In general, India took my breath away and I definitely felt the cultural shock everybody warned me about. I don't know if it was because I was treated like a royal with a private chauffeur and a very luxurious hotel room, or just because of the total opposite way of living of the Indian people. Mumbai is a big city, but it doesn’t look like Paris, Berlin or Amsterdam at all. Roads are mostly muddy and traffic is a chaos, plus the temperature is super high. People drive cars, tuc-tucs, bicycles, motors, scooters or just walk and this all happens on this one road. At the side of the road we saw people selling veggies or pans and pottery and we even saw a man shaving another man. Everything seems to happens outside on the streets.

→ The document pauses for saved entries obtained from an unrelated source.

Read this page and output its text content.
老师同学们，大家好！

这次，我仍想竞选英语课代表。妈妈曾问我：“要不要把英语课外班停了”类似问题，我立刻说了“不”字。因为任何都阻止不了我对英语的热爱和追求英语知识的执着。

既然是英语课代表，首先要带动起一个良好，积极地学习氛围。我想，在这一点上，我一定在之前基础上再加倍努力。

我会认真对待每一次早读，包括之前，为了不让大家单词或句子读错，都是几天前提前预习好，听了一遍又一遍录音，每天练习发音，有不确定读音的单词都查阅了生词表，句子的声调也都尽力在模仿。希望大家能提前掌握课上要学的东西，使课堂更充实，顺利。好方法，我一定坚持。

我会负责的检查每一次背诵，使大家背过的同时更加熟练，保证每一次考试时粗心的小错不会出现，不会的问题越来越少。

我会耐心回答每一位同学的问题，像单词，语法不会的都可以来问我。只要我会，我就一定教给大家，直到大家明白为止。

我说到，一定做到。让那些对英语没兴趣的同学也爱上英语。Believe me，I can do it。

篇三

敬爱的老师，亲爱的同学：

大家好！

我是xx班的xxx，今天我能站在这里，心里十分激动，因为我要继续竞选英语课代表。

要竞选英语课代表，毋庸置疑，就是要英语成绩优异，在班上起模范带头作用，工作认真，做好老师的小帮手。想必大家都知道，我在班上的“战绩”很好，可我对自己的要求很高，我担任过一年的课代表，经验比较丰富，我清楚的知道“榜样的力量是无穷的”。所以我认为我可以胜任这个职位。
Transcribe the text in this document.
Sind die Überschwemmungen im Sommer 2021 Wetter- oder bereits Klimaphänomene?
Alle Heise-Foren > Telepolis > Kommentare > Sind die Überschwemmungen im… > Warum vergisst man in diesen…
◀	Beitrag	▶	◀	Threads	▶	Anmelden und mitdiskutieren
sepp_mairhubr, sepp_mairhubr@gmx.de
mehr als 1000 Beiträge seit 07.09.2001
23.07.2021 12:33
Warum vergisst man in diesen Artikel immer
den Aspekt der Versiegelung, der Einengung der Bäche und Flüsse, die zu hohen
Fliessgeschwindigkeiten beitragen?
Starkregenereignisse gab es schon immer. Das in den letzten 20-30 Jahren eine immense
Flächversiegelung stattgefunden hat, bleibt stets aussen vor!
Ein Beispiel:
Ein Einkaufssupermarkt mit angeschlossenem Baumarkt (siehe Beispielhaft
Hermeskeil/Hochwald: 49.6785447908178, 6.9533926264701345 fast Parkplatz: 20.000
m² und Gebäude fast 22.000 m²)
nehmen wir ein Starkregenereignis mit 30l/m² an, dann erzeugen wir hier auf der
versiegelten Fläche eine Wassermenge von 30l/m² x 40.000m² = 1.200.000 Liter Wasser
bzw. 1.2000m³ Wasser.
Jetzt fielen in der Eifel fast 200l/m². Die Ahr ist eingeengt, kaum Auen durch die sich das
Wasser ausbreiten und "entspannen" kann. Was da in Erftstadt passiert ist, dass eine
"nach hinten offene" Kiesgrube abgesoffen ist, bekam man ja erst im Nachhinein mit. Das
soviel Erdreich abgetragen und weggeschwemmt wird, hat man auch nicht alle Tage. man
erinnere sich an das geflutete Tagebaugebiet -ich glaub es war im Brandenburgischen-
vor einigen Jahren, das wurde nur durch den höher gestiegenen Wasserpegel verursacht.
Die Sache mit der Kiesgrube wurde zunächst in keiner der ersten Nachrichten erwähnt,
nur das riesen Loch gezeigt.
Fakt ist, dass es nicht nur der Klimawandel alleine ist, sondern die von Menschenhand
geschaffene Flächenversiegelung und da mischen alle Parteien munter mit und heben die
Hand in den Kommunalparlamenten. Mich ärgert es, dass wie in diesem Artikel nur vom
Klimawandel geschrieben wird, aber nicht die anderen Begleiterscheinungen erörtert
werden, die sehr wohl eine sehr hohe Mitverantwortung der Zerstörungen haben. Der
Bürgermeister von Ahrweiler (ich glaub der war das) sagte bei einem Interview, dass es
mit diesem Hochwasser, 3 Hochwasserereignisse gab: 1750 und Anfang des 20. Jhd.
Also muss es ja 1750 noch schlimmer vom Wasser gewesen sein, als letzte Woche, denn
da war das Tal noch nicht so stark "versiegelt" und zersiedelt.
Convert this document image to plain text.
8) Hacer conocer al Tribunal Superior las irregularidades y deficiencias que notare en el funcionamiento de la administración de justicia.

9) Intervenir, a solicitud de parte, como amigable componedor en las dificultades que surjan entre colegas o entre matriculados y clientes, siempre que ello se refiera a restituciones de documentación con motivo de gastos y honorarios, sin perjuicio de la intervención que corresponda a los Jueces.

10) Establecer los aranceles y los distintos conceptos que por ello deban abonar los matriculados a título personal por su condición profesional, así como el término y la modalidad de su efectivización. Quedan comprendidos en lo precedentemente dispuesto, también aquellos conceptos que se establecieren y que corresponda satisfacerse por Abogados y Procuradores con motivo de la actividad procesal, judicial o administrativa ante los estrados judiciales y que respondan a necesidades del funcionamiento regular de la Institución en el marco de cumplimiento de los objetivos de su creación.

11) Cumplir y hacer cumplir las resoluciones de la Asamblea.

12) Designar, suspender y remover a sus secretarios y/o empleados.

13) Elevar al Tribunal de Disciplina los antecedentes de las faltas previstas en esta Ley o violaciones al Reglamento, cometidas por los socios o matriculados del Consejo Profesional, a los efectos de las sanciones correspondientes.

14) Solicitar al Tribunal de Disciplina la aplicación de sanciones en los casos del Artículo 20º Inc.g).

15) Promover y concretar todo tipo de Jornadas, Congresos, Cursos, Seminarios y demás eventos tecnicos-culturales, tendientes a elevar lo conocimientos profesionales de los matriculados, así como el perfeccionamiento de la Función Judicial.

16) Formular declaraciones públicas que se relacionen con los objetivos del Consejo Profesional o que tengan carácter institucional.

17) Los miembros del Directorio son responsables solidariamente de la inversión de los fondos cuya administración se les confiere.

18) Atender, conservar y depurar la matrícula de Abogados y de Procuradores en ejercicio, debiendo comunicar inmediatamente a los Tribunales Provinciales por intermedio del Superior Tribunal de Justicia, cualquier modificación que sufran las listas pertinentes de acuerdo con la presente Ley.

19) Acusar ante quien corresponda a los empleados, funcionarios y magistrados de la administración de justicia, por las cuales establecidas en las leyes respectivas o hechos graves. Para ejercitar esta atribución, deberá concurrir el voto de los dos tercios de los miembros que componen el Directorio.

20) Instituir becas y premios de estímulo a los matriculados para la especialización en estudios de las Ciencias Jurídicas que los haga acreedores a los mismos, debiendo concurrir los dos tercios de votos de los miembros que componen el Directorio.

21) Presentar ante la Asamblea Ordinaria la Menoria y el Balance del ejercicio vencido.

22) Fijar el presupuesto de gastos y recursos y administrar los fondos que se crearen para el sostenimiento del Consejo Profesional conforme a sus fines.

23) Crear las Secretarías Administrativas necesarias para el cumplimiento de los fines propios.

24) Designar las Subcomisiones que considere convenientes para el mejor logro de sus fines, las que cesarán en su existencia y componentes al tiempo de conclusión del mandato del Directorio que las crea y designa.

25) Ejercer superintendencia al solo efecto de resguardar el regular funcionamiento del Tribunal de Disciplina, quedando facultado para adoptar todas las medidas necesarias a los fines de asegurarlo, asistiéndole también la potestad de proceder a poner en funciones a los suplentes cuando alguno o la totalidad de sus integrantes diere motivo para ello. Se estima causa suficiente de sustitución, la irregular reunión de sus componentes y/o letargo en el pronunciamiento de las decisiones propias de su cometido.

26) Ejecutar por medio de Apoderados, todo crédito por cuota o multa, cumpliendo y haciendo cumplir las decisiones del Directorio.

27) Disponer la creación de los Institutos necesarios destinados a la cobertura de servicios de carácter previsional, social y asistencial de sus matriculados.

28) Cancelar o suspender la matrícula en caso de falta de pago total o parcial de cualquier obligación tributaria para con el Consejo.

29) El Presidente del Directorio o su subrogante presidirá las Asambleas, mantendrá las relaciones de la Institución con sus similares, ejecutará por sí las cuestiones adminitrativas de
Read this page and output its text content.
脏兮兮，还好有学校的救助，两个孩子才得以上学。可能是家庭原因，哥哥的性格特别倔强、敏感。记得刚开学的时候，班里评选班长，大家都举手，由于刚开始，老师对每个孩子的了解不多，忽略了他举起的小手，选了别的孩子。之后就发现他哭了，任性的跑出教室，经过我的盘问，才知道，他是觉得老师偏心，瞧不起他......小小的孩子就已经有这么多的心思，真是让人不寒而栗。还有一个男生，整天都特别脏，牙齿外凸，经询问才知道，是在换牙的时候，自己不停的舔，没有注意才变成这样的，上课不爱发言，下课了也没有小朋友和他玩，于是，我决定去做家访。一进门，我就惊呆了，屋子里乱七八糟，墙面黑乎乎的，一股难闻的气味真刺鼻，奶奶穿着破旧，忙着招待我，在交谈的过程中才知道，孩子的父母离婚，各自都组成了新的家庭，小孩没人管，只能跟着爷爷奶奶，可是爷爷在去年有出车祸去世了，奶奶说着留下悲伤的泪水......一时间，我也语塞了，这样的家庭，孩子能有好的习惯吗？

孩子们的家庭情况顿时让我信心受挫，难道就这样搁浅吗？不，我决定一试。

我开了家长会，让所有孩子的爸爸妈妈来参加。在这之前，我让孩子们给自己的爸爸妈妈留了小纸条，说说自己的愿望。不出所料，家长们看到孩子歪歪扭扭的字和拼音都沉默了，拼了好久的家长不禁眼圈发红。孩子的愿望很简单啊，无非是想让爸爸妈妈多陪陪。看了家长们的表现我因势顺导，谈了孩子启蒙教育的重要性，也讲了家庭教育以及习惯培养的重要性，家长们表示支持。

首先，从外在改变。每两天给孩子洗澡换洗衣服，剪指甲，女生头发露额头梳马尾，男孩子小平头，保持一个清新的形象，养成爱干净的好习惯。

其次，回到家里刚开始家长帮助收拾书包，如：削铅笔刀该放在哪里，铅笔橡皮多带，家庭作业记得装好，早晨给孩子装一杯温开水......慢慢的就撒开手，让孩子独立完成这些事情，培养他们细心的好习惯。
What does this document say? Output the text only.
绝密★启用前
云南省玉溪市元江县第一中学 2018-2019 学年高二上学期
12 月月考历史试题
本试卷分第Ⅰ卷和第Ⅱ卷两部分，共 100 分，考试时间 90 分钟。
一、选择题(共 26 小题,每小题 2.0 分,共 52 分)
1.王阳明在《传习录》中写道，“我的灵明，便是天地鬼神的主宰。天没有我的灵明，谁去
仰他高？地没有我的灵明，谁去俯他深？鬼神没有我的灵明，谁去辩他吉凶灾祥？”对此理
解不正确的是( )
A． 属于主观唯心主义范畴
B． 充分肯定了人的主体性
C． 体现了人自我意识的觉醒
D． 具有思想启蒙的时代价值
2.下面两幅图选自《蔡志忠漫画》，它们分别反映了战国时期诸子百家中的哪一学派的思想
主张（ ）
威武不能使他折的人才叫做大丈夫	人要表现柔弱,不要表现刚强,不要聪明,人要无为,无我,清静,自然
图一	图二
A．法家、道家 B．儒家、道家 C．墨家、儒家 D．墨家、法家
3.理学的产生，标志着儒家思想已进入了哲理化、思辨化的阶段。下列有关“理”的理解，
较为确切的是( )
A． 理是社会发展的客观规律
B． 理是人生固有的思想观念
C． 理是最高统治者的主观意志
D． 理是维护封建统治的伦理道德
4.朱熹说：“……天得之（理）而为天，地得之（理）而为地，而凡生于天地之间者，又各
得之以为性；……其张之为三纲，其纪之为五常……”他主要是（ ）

To be honest I didn’t have the opportunity to leave the car or walk the streets by myself, this influenced my experience and thoughts about India. We mostly spend our days working in the factory or an office, in the evening we went to restaurants that were located in the hotel to prevent us from getting sick of street food. Luckily the dinner options in the hotels are great and diverse, and our host made sure we only ate the best Indian food. I must say I think I found my new favorite food, it was honestly so good!

 We went to Chennai, after 3 days in Mumbai, and Chennai felt really different. The weather was less cloudy and the colors in the street looked more vibrant and the infrastructure was a lot better as in Mumbai. I met my first holy cow in the streets of Chennai but I must say that the traffic was still a little crazy comparing it with our super structure here in Holland. I think we can say in Europe we are very blessed with the structured lifestyle and all the wonderful opportunities we have as people.